Talking about the ‘B’ word
Brexit and the effect on commercial property.
If you close your eyes and forget about Brexit, the commercial property market in the UK, in general, could look quite rosy, especially given its long run of growth since the financial crash of 2008.
No amount of crystal ball gazing and consulting with experts will provide the answer as to what form, or not, Brexit – now on the cards for as late as October 31 – will take.
The most likely form is one of ‘Deal after Delay’, says London-based research consultancy Capital Economics, with any impact being a short-term correction, not a crash.
The Tulip – sign of underlying confidence
A welcome dash of colour arrived this spring among the grey political Brexit headlines when the 305-metre skyscraper was approved by the City of London Corporation. The Tulip, together with its neighbour, The Gherkin, are owned by the Brazilian J Safra Group and designed by Foster + Partners.
The ‘gherkin on a stick’, as The Guardian calls The Tulip, is designed as a public cultural and educational attraction, and is part of a policy to enliven the City of London after working hours.
It may not be about leasing space, but it is a sign of the underlying confidence in the UK market, whatever form Brexit may or may not take, and the attraction of the UK as a place to invest given the market’s relative liquidity, and favourable regulatory and tax environment.
Savills records Central London investment market up 28% in Q1 2019
This confidence is also reflected in the latest figures supplied by Savills. The property agent revealed that commercial property investment in Central London (the City and West End) in Q1 2019 was up 28% on Q1 2018, at £3.2bn. This was slightly higher than the £3.14bn invested in Central London in Q1 2015, a year before the referendum to leave the EU.
US buyers were among the most active, said Savills, accounting for around 45% of the total. Deals included Citigroup’s acquisition of its EMEA headquarters at 25 Canada Square in Canary Wharf for around £1.1 bn.
The impact of Brexit across the UK – “past crashes have been far more disruptive”
London has long been a global capital, but even when looking at commercial property as a whole across the UK and across all sectors – including retail – any adjustment remains relatively mild, albeit with more of the pain felt in the short term. This is against a backdrop of the Chancellor of the Exchequer in the Spring Statement revising down GDP growth rates from 1.6% in 2019, to 1.2%.
“Past crashes have been far more disruptive, with property values dropping by over 40% after the financial crash [of 2008]” – Capital Economics
“In context, past crashes have been far more disruptive,” says Capital Economics, “with property values dropping by over 40% after the financial crisis [of 2008].”
Capital Economics has revised down the impact on capital value growth over the next two years (2019 and 2020) to -6% from -4%, but this is “largely because of worse than expected retail numbers”, the research consultancy added.

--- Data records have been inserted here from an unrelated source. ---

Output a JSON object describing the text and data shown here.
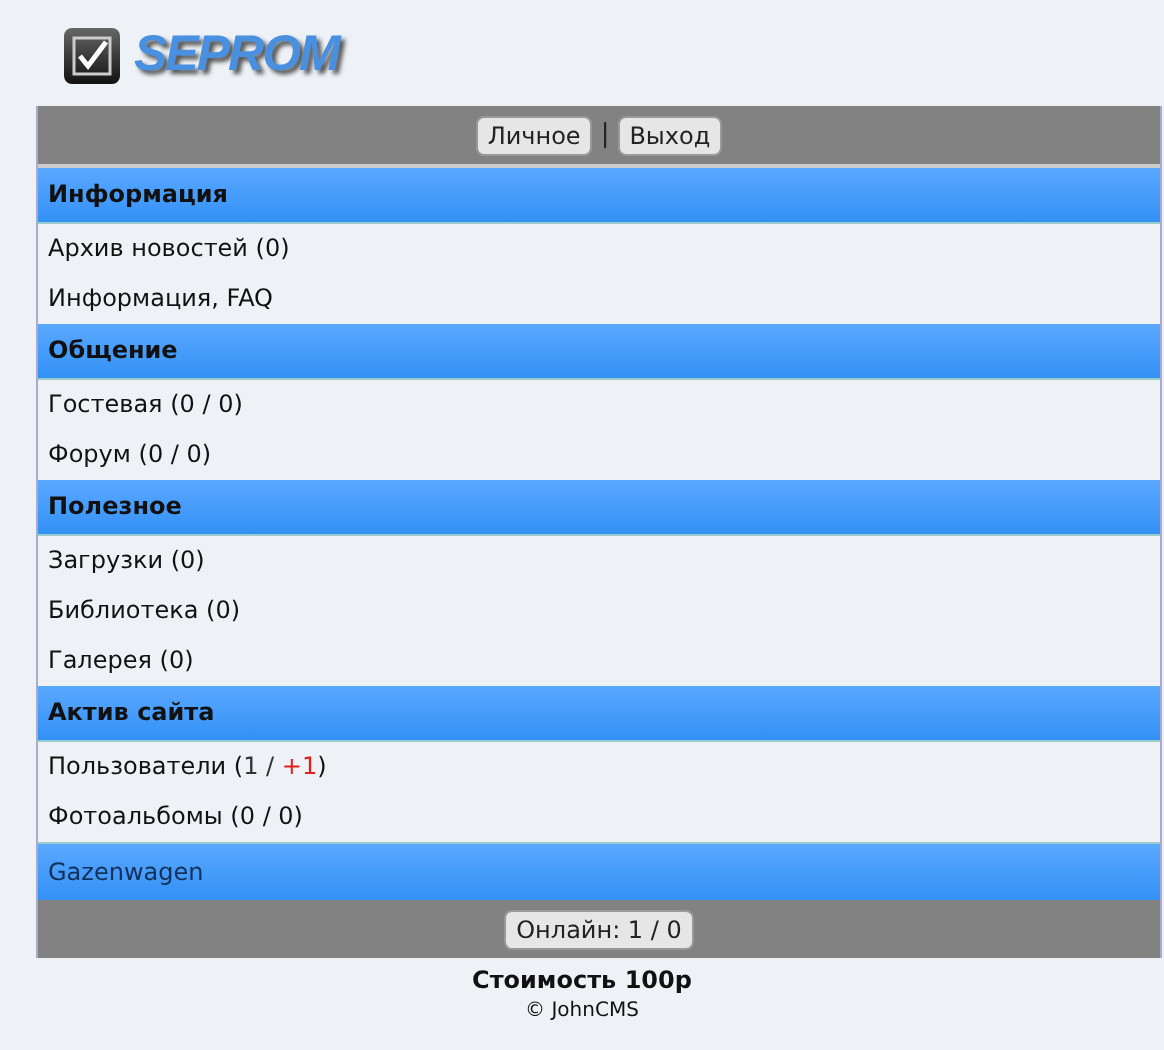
{
  "logo": {
    "text": "SEPROM"
  },
  "top_bar": {
    "buttons": [
      "Личное",
      "Выход"
    ],
    "separator": "|"
  },
  "sections": [
    {
      "title": "Информация",
      "items": [
        [
          {
            "text": "Архив новостей (0)",
            "kind": "normal"
          }
        ],
        [
          {
            "text": "Информация, FAQ",
            "kind": "normal"
          }
        ]
      ]
    },
    {
      "title": "Общение",
      "items": [
        [
          {
            "text": "Гостевая (0 / 0)",
            "kind": "normal"
          }
        ],
        [
          {
            "text": "Форум (0 / 0)",
            "kind": "normal"
          }
        ]
      ]
    },
    {
      "title": "Полезное",
      "items": [
        [
          {
            "text": "Загрузки (0)",
            "kind": "normal"
          }
        ],
        [
          {
            "text": "Библиотека (0)",
            "kind": "normal"
          }
        ],
        [
          {
            "text": "Галерея (0)",
            "kind": "normal"
          }
        ]
      ]
    },
    {
      "title": "Актив сайта",
      "items": [
        [
          {
            "text": "Пользователи (",
            "kind": "normal"
          },
          {
            "text": "1 / ",
            "kind": "count"
          },
          {
            "text": "+1",
            "kind": "alert"
          },
          {
            "text": ")",
            "kind": "normal"
          }
        ],
        [
          {
            "text": "Фотоальбомы (0 / 0)",
            "kind": "normal"
          }
        ]
      ]
    }
  ],
  "user_bar": {
    "text": "Gazenwagen"
  },
  "bottom_bar": {
    "button": "Онлайн: 1 / 0"
  },
  "footer": {
    "price": "Стоимость 100р",
    "copyright": "© JohnCMS"
  }
}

“The big picture is that the [possibility of a] no deal continues to have the potential to hit capital values relative to a weak baseline,” says Capital Economics.
“But while no deal is expected to bring more downside than the central view, it is unlikely to be as disruptive as previous crashes.”

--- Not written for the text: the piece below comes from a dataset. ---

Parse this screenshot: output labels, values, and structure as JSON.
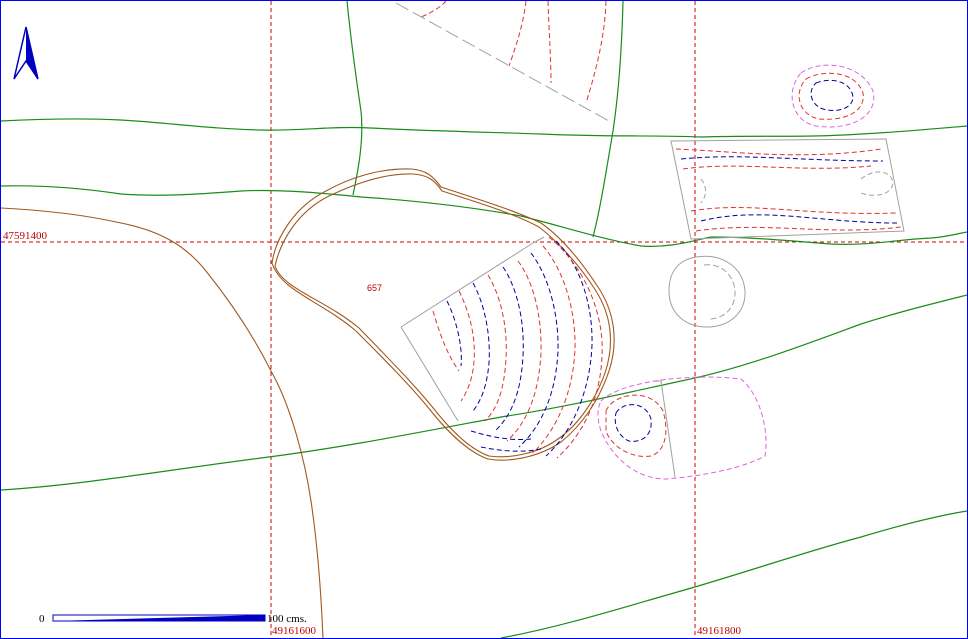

Reflecting what was said at MIPIM 2019
Speaking at the MIPIM 2019 event, Mapping Out the Investment Landscape, sponsored by EG, Melanie Leech, Chief Executive Officer of the British Property Federation (BPF), said: “Short term uncertainty is there, but the long-term outlook is more positive than before. The UK will continue to be an attractive place to invest in the long term.”
“The UK will continue to be an attractive place to invest in the long term” – Melanie Leech, CEO, BPF
This followed a members’ survey by BPF and Grosvenor Britain & Ireland of the UK’s largest owners, developers and advisers which revealed that almost 60% of those polled believed that the UK leaving the European Union would be better (41%) or make no difference (16%) to the country’s economy over the next 10 to 20 year. This was even though 91% believed that leaving the European Union would be worse for the UK’s economy over the next 12 months.

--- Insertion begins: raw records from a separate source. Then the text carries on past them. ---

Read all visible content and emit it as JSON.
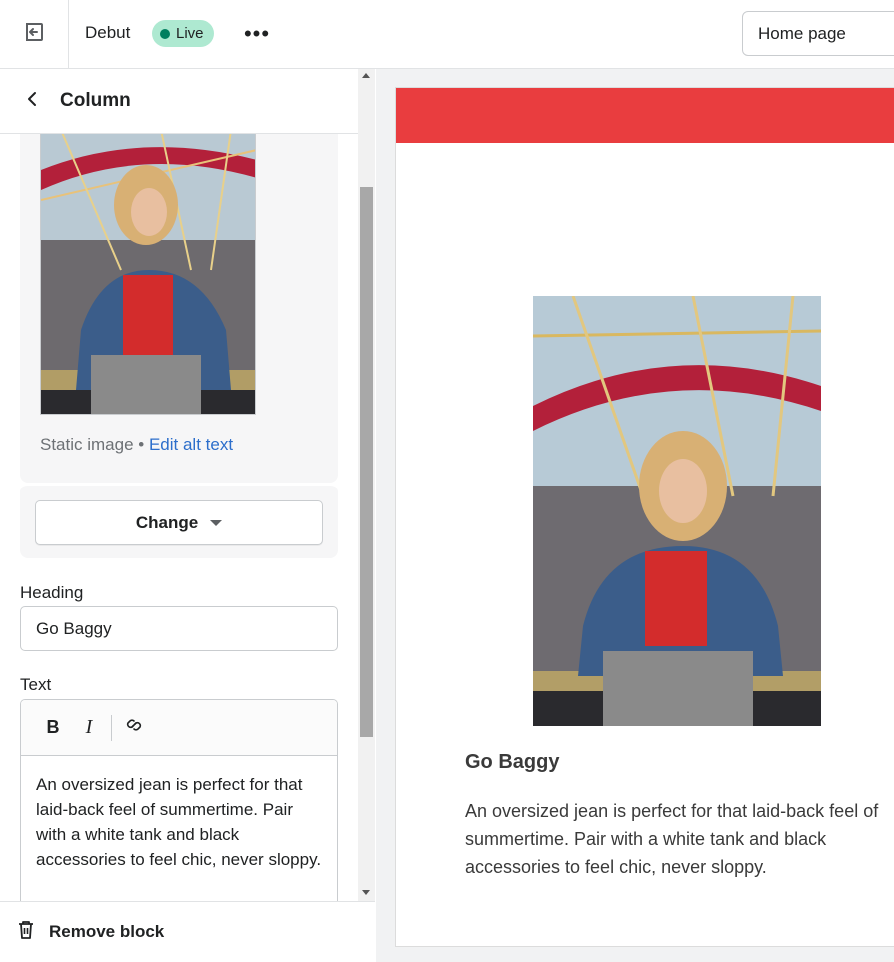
{
  "topbar": {
    "theme_name": "Debut",
    "status_badge": "Live",
    "more_label": "•••",
    "page_select": "Home page"
  },
  "sidebar": {
    "title": "Column",
    "image": {
      "meta_prefix": "Static image • ",
      "edit_alt_link": "Edit alt text",
      "change_label": "Change"
    },
    "heading_field": {
      "label": "Heading",
      "value": "Go Baggy"
    },
    "text_field": {
      "label": "Text",
      "toolbar": {
        "bold": "B",
        "italic": "I"
      },
      "value": "An oversized jean is perfect for that laid-back feel of summertime. Pair with a white tank and black accessories to feel chic, never sloppy."
    },
    "footer": {
      "remove_label": "Remove block"
    }
  },
  "preview": {
    "announcement_color": "#e93d3f",
    "heading": "Go Baggy",
    "text": "An oversized jean is perfect for that laid-back feel of summertime. Pair with a white tank and black accessories to feel chic, never sloppy."
  },
  "colors": {
    "live_badge_bg": "#aee9d1",
    "live_dot": "#007f5f",
    "link": "#2c6ecb",
    "announcement": "#e93d3f"
  }
}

Brexit is not the only risk to manage
What is certain is that Brexit is not the only risk to the UK property sector. Others include:
✔ The performance of the global economy
✔ New patterns of space usage and tenant demand
✔ Climate change
✔ Rise in populism, which in turn leads to protectionism
In the meantime, down at Paddy Power, the odds are 13/1 on avocados being the first food to be rationed in the UK because of a no-deal Brexit. What, no more avocado on toast for breakfast! This could be a real challenge.
The views in this article are the views of the author and do not necessarily reflect the views of Reed MIDEM.